Tuesday, January 19, 2021
* noted as presenting author
Jin Huang, PhD, Associate Professor, Saint Louis University, St Louis, MO
Baorong Guo, PhD, Associate Professor, University of Missouri-St. Louis, St. Louis
Background: The COVID-19 pandemic has devastating impacts on small businesses in the US, especially those owned by low-income entrepreneurs. The federal government has created the Paycheck Protection Program (PPP) of 660 billion dollars in the first two rounds to help small business owners cover payroll expenses and other expenses. State and local governments have also offered emergency relief funds and assistance programs for small business owners and entrepreneurs. Despite these efforts, many low-income entrepreneurs are still struggling with their financial well-being during the economic lockdown. This, on the other hand, denotes the importance of financial capability in helping low-income entrepreneurs in the face of negative economic shocks. This study aims to examine the relationships between financial capability, negative economic shocks, and financial well-being among low-income entrepreneurs.

Methods: We use a sample of self-employed entrepreneurs (N = 505) from the 2016 National Financial Well-Being Survey conducted by the Consumer Financial Protection Bureau (CFPB). Nearly one quarter of entrepreneurs have their household income below 200% of the federal poverty line (n = 115). The dependent variable of financial well-being is measured by the CFPB’s validated 10-item scale (range: 0-100). Main independent variables include (1) a binary indicator of negative economic shocks in the previous 12 months (whether having reduced pay or financial difficulties on self-owned businesses), (2) ability to raise $2,000 in 30 days to absorb shocks (range: 0-4) (3) a CFPB-validated 10-item financial skill scale (range: 0-100), and (4) a measure of access to financial services (range: 0-5). A series of hierarchical linear regression models are conducted for analysis.

Results: After controlling for demographic and socioeconomic characteristics (Model 1), low-income entrepreneurs have their financial well-being score 5.91 points lower than their counterparts with income above 200% of the federal poverty line (p<.001). The addition of indicators of negative economic shocks (Model 2) slightly reduces the difference in the financial well-being scores between the two groups. Negative economic shocks are negatively related to entrepreneurs’ financial well-being (b = -5.91, p<.01). Such association does not appear to vary by the income level of entrepreneurs (Model 3). All three indicators of financial capability-absorbing financial shocks, financial skills, and financial access-are statistically and positively associated with financial well-being (p<.001), and they also negate the significance of income and negative economic shocks in analysis (Model 4).

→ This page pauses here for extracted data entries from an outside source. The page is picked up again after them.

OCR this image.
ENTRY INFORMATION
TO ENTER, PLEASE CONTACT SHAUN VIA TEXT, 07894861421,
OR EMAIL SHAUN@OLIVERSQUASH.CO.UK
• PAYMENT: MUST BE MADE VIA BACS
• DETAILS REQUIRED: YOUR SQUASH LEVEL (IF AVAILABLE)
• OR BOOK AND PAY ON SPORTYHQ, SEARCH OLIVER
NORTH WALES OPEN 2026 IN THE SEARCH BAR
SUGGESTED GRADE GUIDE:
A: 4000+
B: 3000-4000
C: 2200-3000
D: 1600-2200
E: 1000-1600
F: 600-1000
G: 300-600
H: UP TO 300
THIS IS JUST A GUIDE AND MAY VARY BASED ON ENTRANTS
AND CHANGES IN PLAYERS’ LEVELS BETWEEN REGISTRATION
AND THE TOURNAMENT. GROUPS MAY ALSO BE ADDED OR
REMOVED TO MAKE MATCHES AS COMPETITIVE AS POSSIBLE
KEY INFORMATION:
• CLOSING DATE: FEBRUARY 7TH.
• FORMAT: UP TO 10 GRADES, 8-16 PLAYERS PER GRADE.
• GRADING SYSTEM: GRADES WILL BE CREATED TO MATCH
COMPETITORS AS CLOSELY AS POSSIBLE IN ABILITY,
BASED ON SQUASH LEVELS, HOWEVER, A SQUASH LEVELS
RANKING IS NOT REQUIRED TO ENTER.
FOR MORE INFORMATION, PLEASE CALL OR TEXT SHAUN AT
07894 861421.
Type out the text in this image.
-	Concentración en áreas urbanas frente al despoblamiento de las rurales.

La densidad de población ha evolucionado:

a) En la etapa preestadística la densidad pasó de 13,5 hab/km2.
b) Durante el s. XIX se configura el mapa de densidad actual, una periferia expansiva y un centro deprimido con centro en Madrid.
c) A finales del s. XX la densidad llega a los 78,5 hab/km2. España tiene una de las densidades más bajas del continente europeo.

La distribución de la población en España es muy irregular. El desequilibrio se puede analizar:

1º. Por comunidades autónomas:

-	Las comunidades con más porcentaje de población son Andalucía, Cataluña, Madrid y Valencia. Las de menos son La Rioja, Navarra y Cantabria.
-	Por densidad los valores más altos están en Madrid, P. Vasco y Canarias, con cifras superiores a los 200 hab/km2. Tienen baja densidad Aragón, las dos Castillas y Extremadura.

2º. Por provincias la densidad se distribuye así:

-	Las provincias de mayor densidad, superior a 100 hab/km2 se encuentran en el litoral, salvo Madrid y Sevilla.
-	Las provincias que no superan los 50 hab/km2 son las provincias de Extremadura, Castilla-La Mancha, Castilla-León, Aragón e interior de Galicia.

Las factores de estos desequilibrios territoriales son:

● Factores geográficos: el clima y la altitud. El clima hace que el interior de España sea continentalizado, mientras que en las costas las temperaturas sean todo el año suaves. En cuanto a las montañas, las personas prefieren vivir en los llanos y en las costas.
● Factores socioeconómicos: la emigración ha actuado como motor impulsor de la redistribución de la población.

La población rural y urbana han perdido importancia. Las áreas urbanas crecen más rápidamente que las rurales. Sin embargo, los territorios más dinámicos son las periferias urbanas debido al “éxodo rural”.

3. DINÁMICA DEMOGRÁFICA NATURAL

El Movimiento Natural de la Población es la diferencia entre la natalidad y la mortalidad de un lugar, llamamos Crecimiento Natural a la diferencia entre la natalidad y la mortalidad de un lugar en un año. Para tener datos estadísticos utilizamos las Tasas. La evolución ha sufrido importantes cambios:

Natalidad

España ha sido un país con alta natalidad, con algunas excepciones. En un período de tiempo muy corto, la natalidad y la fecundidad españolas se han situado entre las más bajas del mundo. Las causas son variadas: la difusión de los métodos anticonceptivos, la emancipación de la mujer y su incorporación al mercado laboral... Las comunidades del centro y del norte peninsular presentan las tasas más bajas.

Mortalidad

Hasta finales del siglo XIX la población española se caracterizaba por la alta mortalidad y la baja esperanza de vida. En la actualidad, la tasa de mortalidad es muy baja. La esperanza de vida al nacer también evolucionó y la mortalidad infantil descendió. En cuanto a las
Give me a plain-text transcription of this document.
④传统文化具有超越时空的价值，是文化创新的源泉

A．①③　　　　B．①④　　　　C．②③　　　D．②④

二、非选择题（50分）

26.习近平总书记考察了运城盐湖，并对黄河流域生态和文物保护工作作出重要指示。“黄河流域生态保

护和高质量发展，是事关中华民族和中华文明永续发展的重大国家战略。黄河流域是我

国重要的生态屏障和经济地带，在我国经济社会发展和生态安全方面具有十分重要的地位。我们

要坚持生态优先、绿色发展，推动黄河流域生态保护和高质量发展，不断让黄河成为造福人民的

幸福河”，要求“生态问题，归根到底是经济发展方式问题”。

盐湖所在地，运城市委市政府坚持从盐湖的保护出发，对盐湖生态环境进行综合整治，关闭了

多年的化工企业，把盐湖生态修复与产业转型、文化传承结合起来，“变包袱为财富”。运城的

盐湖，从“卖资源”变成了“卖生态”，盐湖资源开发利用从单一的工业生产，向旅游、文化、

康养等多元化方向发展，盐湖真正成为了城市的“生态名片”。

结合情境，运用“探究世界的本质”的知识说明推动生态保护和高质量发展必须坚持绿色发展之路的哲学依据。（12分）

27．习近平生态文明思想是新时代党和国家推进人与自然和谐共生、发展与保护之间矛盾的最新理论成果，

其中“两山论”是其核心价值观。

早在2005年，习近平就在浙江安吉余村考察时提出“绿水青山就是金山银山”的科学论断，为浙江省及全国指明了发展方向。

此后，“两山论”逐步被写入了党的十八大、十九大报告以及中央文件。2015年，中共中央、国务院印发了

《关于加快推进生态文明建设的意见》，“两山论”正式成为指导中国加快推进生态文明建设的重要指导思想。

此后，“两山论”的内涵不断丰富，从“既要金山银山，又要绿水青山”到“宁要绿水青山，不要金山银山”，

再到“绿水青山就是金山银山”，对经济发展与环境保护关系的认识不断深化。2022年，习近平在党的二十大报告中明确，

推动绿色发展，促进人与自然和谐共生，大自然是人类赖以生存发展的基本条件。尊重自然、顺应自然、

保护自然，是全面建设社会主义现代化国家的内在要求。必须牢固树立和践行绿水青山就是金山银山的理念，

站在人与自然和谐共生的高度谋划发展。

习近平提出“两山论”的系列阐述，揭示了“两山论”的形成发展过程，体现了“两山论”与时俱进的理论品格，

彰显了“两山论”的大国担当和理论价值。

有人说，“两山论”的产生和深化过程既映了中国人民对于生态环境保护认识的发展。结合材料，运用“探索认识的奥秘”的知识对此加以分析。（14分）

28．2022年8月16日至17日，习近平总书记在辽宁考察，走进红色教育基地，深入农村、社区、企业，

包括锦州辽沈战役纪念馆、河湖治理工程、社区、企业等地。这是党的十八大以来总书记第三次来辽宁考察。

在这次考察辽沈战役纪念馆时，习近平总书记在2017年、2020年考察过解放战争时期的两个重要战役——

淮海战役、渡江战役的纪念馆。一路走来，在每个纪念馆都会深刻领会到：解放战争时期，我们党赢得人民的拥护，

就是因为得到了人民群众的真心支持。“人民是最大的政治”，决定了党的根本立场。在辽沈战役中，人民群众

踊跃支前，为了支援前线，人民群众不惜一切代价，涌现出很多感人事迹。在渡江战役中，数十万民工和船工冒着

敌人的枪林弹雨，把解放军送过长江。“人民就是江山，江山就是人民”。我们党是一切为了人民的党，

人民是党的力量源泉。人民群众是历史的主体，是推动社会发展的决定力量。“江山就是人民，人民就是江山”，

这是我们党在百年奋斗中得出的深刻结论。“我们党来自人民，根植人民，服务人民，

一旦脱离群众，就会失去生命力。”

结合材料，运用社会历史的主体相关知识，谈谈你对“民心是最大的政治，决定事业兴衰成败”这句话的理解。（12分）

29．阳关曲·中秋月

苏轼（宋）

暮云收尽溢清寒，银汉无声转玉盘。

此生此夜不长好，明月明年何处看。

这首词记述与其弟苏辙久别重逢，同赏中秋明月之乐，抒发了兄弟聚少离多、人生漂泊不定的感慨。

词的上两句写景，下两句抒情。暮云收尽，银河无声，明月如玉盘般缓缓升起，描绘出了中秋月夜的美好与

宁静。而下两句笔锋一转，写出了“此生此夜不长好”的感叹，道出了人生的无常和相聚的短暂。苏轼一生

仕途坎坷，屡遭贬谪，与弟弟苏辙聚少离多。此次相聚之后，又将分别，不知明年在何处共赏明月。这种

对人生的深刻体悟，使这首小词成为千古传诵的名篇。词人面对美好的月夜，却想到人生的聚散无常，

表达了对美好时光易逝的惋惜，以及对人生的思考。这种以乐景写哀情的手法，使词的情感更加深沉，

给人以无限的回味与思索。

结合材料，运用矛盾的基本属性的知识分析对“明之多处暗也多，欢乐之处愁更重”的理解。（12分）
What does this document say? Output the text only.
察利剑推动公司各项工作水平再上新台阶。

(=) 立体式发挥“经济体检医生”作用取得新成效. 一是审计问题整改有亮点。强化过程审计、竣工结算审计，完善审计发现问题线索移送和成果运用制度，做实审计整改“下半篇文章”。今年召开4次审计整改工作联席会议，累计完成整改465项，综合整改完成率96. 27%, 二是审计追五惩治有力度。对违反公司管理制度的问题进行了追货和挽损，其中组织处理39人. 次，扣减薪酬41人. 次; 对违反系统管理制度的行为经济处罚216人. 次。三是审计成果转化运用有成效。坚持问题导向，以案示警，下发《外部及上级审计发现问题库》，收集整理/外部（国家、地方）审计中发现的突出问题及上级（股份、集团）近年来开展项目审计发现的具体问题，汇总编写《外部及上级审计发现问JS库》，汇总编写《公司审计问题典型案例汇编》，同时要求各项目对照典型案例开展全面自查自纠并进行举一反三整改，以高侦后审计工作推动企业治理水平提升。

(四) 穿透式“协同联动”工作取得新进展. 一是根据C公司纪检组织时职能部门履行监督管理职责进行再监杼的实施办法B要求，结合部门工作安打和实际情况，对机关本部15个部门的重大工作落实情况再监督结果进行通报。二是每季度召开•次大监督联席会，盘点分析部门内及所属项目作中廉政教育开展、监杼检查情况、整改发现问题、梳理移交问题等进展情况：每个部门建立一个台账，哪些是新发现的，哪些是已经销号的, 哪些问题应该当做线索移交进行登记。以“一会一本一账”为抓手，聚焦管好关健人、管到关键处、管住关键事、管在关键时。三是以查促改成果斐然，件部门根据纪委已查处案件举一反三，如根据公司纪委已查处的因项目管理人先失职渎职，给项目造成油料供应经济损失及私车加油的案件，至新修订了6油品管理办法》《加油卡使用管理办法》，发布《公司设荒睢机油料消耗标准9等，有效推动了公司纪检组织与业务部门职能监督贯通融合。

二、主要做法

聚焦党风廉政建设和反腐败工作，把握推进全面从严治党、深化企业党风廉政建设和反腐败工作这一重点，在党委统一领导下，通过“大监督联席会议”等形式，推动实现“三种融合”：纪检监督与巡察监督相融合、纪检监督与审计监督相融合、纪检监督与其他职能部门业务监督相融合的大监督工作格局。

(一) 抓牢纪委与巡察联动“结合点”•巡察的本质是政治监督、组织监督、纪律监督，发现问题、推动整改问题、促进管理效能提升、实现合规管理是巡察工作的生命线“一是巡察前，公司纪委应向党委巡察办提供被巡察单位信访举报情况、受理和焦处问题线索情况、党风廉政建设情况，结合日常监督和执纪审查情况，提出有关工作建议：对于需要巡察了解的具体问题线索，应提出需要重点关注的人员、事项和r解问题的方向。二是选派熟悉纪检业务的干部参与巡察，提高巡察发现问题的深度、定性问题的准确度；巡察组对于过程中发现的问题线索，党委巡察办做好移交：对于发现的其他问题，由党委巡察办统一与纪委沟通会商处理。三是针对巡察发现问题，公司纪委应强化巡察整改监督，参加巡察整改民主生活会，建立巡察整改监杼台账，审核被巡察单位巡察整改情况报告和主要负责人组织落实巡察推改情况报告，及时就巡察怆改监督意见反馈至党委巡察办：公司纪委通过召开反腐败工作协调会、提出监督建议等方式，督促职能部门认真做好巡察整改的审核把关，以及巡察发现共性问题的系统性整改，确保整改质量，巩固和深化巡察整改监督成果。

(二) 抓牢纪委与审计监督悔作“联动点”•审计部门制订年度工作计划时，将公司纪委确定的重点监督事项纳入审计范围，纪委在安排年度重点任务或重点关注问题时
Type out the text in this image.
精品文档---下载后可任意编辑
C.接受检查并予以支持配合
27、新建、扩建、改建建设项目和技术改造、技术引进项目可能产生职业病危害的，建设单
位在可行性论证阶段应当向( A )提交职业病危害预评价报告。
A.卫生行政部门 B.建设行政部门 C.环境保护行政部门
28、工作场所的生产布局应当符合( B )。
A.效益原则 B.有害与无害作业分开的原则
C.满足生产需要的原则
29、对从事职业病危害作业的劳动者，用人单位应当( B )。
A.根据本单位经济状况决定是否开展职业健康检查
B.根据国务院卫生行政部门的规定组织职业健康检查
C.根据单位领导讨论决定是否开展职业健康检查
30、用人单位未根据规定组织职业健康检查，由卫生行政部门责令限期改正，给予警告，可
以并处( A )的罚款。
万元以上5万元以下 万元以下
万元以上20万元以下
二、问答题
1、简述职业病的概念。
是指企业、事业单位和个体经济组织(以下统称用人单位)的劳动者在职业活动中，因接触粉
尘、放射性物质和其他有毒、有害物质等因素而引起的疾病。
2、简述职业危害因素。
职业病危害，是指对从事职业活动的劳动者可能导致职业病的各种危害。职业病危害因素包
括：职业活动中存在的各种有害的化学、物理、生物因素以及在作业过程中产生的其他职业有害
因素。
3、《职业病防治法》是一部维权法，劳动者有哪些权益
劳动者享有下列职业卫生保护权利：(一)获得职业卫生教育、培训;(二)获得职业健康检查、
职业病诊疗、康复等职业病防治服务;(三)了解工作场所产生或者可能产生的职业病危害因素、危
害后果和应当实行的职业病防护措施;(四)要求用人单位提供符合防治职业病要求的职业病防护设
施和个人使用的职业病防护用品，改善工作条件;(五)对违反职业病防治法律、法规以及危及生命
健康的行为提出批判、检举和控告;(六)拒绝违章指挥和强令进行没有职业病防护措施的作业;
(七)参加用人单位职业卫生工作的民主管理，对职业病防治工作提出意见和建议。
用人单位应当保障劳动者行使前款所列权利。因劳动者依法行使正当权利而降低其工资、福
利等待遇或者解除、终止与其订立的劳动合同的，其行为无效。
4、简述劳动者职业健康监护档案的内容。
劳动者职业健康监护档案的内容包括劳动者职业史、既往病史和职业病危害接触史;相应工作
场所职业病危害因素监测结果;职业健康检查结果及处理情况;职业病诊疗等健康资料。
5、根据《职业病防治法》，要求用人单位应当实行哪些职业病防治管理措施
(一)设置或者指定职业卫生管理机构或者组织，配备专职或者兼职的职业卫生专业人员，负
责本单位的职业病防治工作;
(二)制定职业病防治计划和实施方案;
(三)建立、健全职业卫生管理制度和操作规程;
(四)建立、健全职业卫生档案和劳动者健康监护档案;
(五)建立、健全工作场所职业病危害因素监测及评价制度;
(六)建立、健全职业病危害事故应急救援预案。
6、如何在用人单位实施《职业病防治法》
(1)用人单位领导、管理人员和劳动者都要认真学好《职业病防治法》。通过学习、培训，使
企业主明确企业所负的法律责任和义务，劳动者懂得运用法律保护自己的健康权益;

Discussion: To assure long-term financial security and financial well-being of small businesses (especially those owned by low-income entrepreneurs), it is important to provide support for them to get through economic downturns and improve their ability to absorb negative economic shocks. Financial capability (e.g., access to financial services and resources and financial skills) play an important role in mitigating negative economic shocks on their financial well-being. Policies and services for low-income entrepreneurs should be proactive and prepare small business owners for potential financial risks. To promote financial capability of low-income entrepreneurs should be a key goal of such policies and services.